Between periods of use, foam can remain captured within the spray hose under high pressure, often intentionally. For example, powered foam sprayers can in some instances rely on back pressure to stop operation of the foam sprayer. In particular, back pressure in the spray hose can be used to actuate a switch upstream of the spray nozzle (e.g. in the foam sprayer), terminating operation of the foam sprayer. More specifically, in some embodiments, the foam sprayer may be driven by a supply of compressed. A portion of the compressed air may be used to pneumatically power a pump that motivates the cleaning solution. Another portion of the air may be introduced into the system upstream from a mixing chamber so that it will mix with the cleaning solution to produce foam, and will assist in moving the foam effluent through the system. In these embodiments, the switch may be a pressure valve that closes off the supply of compressed air upstream from the pump and the mixing chamber. When the spray nozzle trigger is released, the spray nozzle valve closes and continued operation of the foam sprayer causes pressure to build in the spray hose. When the back pressure in the hose gets high enough, it closes the pressure valve, thereby effectively shutting off the foam sprayer. When the spray nozzle trigger is again opened, the pressure in the spray hose is released and the pressure valve opens, which restarts the supply of compressed air to the pump and the mixing chamber. In these types of systems, back pressure in the hose is an intended and important part of the operation of the system. It should be noted that the back pressure in the spray hose will remain even if the foam sprayer is disconnected from all sources of external power, such as the supply of compressed.
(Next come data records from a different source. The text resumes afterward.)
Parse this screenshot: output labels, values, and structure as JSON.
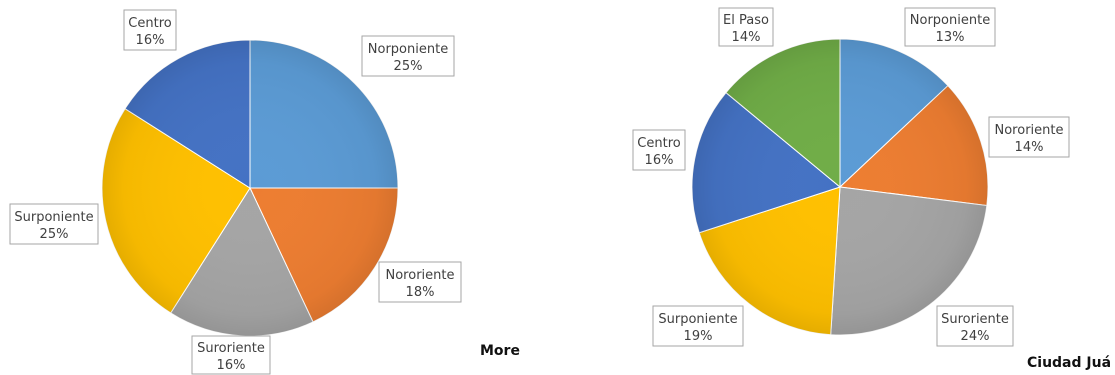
{
  "chart_data": [
    {
      "type": "pie",
      "title": "",
      "caption": "More",
      "slices": [
        {
          "name": "Norponiente",
          "value": 25,
          "label": "25%",
          "color": "#5b9bd5"
        },
        {
          "name": "Nororiente",
          "value": 18,
          "label": "18%",
          "color": "#ed7d31"
        },
        {
          "name": "Suroriente",
          "value": 16,
          "label": "16%",
          "color": "#a5a5a5"
        },
        {
          "name": "Surponiente",
          "value": 25,
          "label": "25%",
          "color": "#ffc000"
        },
        {
          "name": "Centro",
          "value": 16,
          "label": "16%",
          "color": "#4472c4"
        }
      ]
    },
    {
      "type": "pie",
      "title": "",
      "caption": "Ciudad Juá",
      "slices": [
        {
          "name": "Norponiente",
          "value": 13,
          "label": "13%",
          "color": "#5b9bd5"
        },
        {
          "name": "Nororiente",
          "value": 14,
          "label": "14%",
          "color": "#ed7d31"
        },
        {
          "name": "Suroriente",
          "value": 24,
          "label": "24%",
          "color": "#a5a5a5"
        },
        {
          "name": "Surponiente",
          "value": 19,
          "label": "19%",
          "color": "#ffc000"
        },
        {
          "name": "Centro",
          "value": 16,
          "label": "16%",
          "color": "#4472c4"
        },
        {
          "name": "El Paso",
          "value": 14,
          "label": "14%",
          "color": "#70ad47"
        }
      ]
    }
  ]
}
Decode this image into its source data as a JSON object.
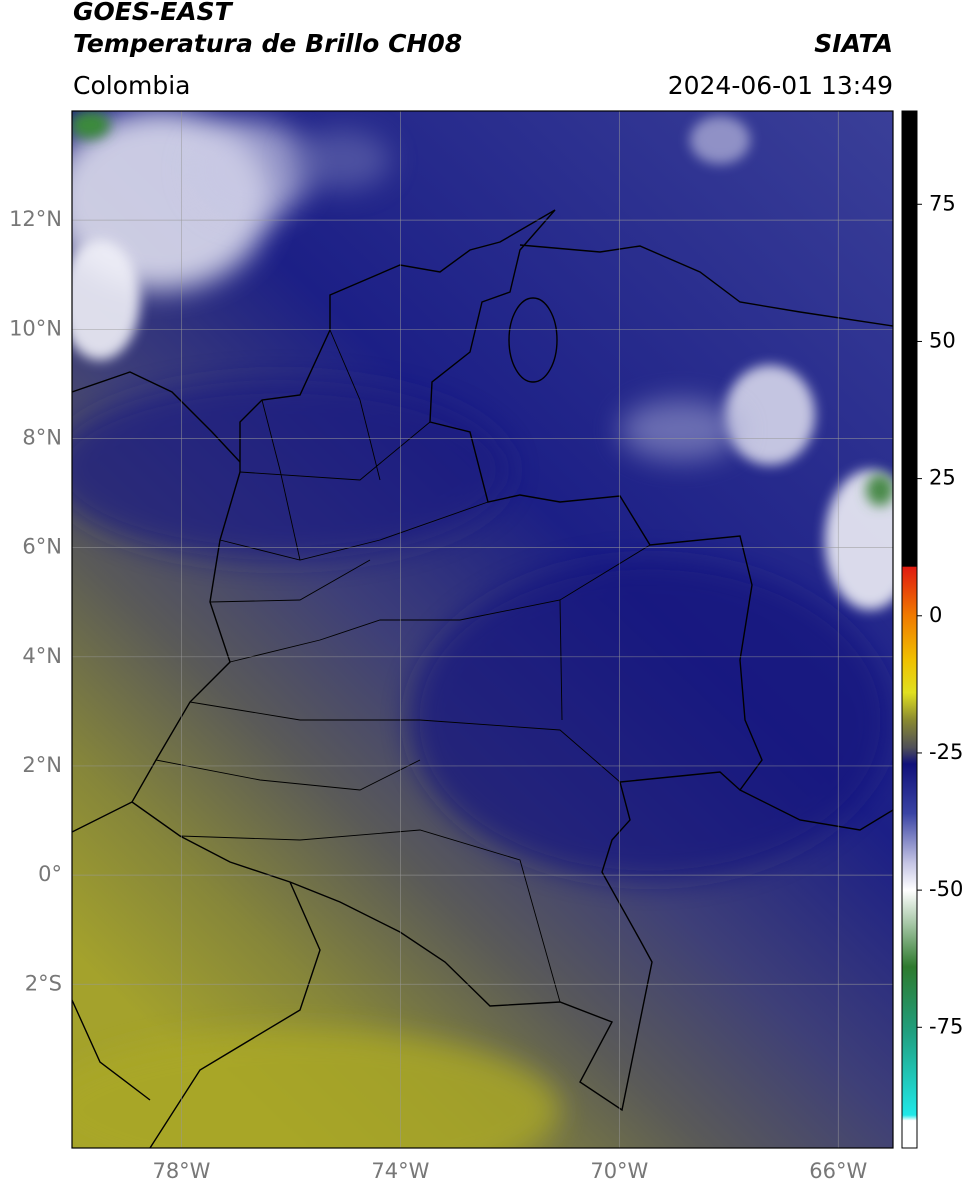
{
  "header": {
    "title": "GOES-EAST",
    "subtitle": "Temperatura de Brillo CH08",
    "source": "SIATA",
    "region": "Colombia",
    "datetime": "2024-06-01 13:49"
  },
  "map": {
    "lonlim": [
      -80,
      -65
    ],
    "latlim": [
      -5,
      14
    ],
    "grid": true,
    "lon_ticks": [
      {
        "value": -78,
        "label": "78°W"
      },
      {
        "value": -74,
        "label": "74°W"
      },
      {
        "value": -70,
        "label": "70°W"
      },
      {
        "value": -66,
        "label": "66°W"
      }
    ],
    "lat_ticks": [
      {
        "value": 12,
        "label": "12°N"
      },
      {
        "value": 10,
        "label": "10°N"
      },
      {
        "value": 8,
        "label": "8°N"
      },
      {
        "value": 6,
        "label": "6°N"
      },
      {
        "value": 4,
        "label": "4°N"
      },
      {
        "value": 2,
        "label": "2°N"
      },
      {
        "value": 0,
        "label": "0°"
      },
      {
        "value": -2,
        "label": "2°S"
      }
    ]
  },
  "colorbar": {
    "lim": [
      -97,
      92
    ],
    "ticks": [
      75,
      50,
      25,
      0,
      -25,
      -50,
      -75
    ],
    "colormap": [
      {
        "value": 92,
        "color": "#000000"
      },
      {
        "value": 9,
        "color": "#000000"
      },
      {
        "value": 8.9,
        "color": "#e01a10"
      },
      {
        "value": 0,
        "color": "#f07a00"
      },
      {
        "value": -8,
        "color": "#f0c000"
      },
      {
        "value": -14,
        "color": "#e0e020"
      },
      {
        "value": -19,
        "color": "#8a8a30"
      },
      {
        "value": -24,
        "color": "#505058"
      },
      {
        "value": -27,
        "color": "#10107a"
      },
      {
        "value": -36,
        "color": "#3a44a4"
      },
      {
        "value": -45,
        "color": "#c4c4e4"
      },
      {
        "value": -50,
        "color": "#ffffff"
      },
      {
        "value": -56,
        "color": "#a8c8a8"
      },
      {
        "value": -64,
        "color": "#2e7a2e"
      },
      {
        "value": -76,
        "color": "#20a080"
      },
      {
        "value": -91,
        "color": "#20e8e8"
      },
      {
        "value": -92,
        "color": "#ffffff"
      },
      {
        "value": -97,
        "color": "#ffffff"
      }
    ]
  }
}
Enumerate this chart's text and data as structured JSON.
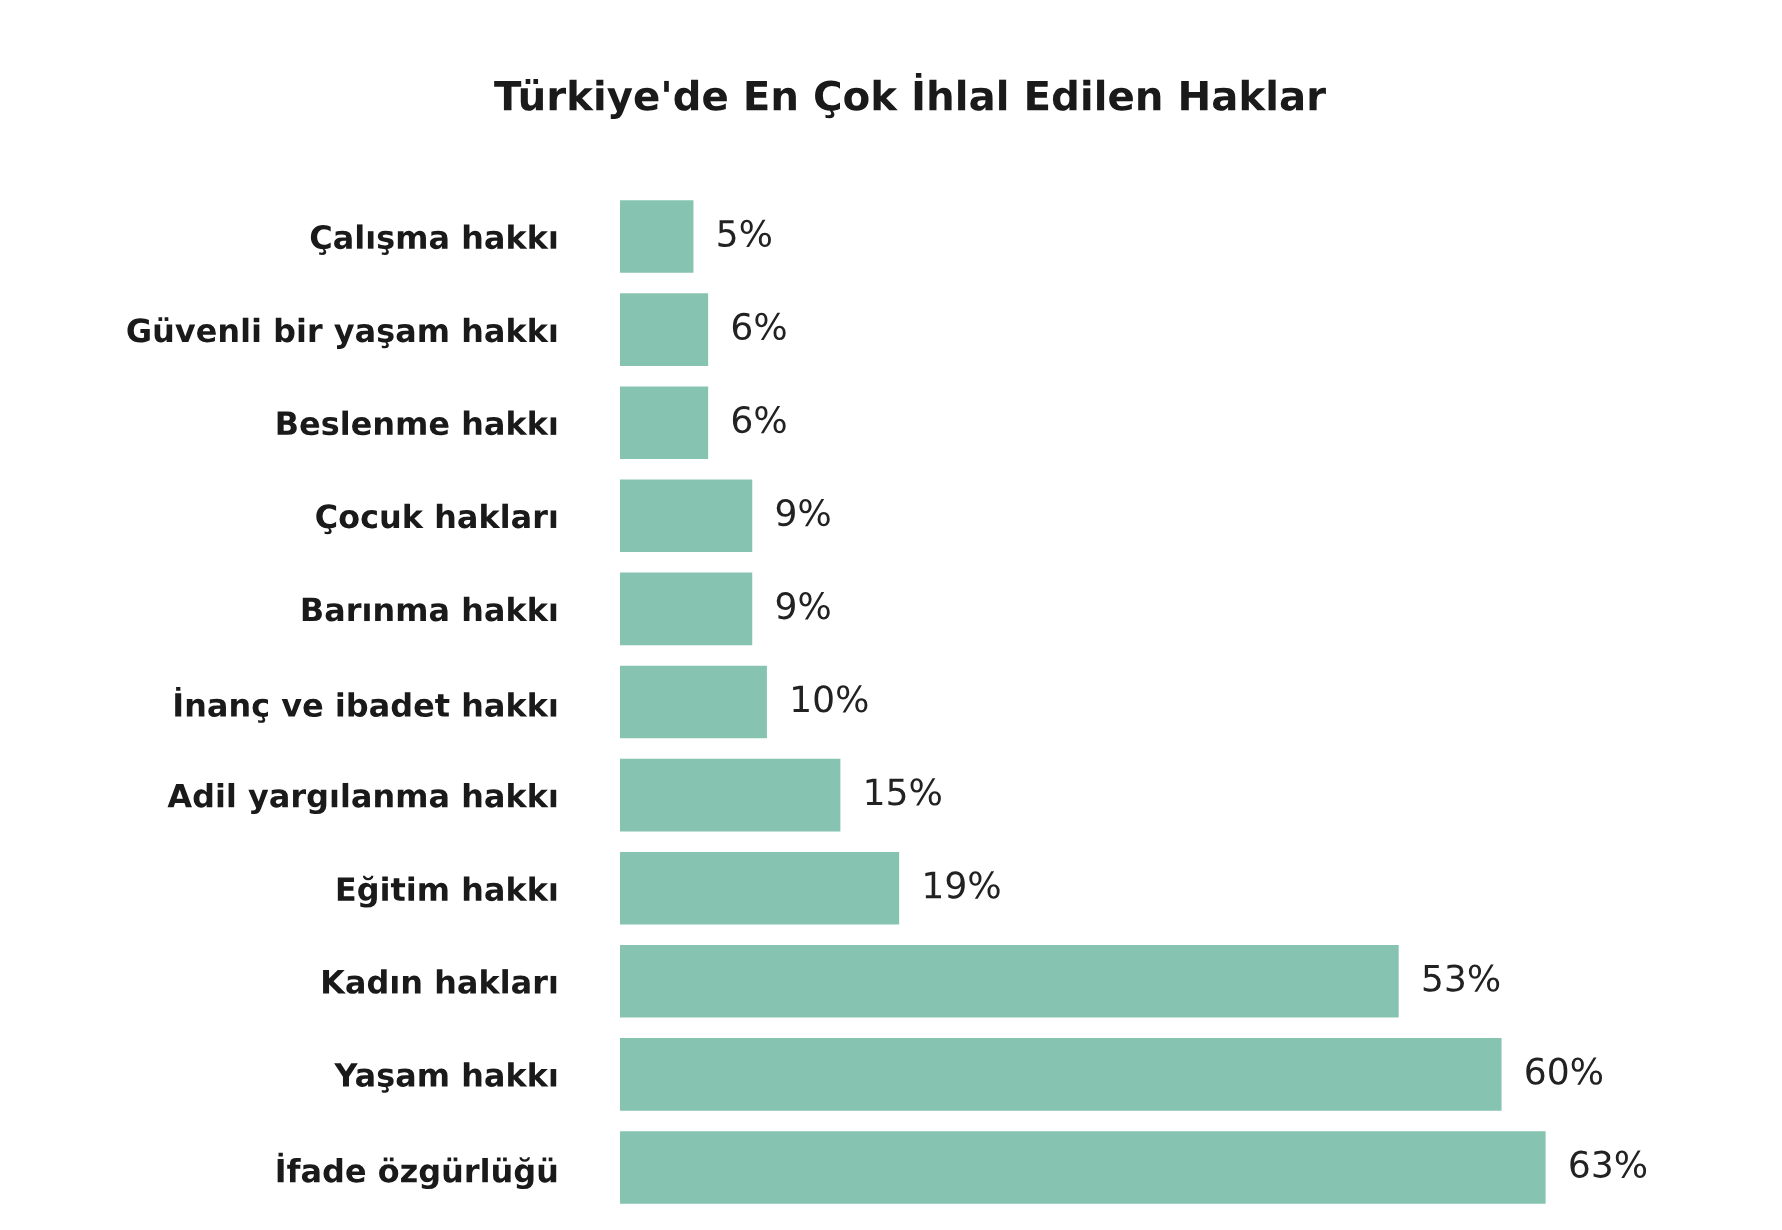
{
  "chart_data": {
    "type": "bar",
    "orientation": "horizontal",
    "title": "Türkiye'de En Çok İhlal Edilen Haklar",
    "categories": [
      "Çalışma hakkı",
      "Güvenli bir yaşam hakkı",
      "Beslenme hakkı",
      "Çocuk hakları",
      "Barınma hakkı",
      "İnanç ve ibadet hakkı",
      "Adil yargılanma hakkı",
      "Eğitim hakkı",
      "Kadın hakları",
      "Yaşam hakkı",
      "İfade özgürlüğü"
    ],
    "values": [
      5,
      6,
      6,
      9,
      9,
      10,
      15,
      19,
      53,
      60,
      63
    ],
    "value_labels": [
      "5%",
      "6%",
      "6%",
      "9%",
      "9%",
      "10%",
      "15%",
      "19%",
      "53%",
      "60%",
      "63%"
    ],
    "color": "#86c4b1",
    "tick_labels": "y",
    "grid": false,
    "legend": false
  }
}
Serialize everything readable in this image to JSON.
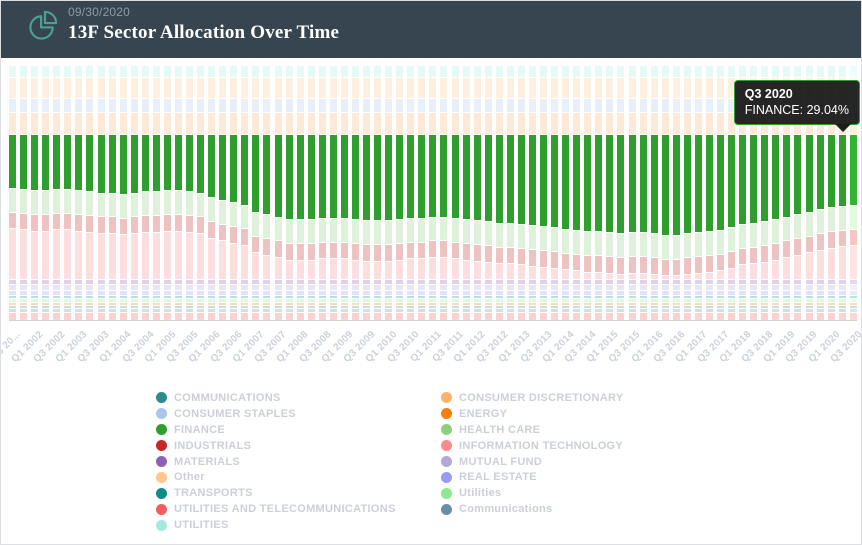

The presence of pressurized foam within the spray hose can contribute to workplace injury and can cause damage to the foam sprayer. For example, a twelve foot spray hose having a ¾ inch inner diameter can contain over one thousand cubic centimeters of foam cleaning agent, optionally under pressures greater than 300 PSI. In this regard, the spray hose remains “charged” between uses. An unknowing operator can actuate the trigger on a system that is entirely off and disconnected from a pneumatic supply line, and the foam-induced back pressure can inadvertently discharge from the spray hose. This discharge may spray against a sensitive surface, including for example the operator's hands or face, or other undesirable location. In addition, the pressurized caustic chemicals can work against the interior lining of the spray hose and against the fittings, potentially compromising the structural integrity of the spray hose or its fitting connections over time.
Accordingly, there remains a need for an improved system to leverage the benefits of existing powered foam sprayers while also guarding against inadvertent discharge of pressurized foam cleaning agents. In addition, there remains a need for an improved system for the controlled application of pressurized foam cleaning agents without requiring extensive operator training or added material costs.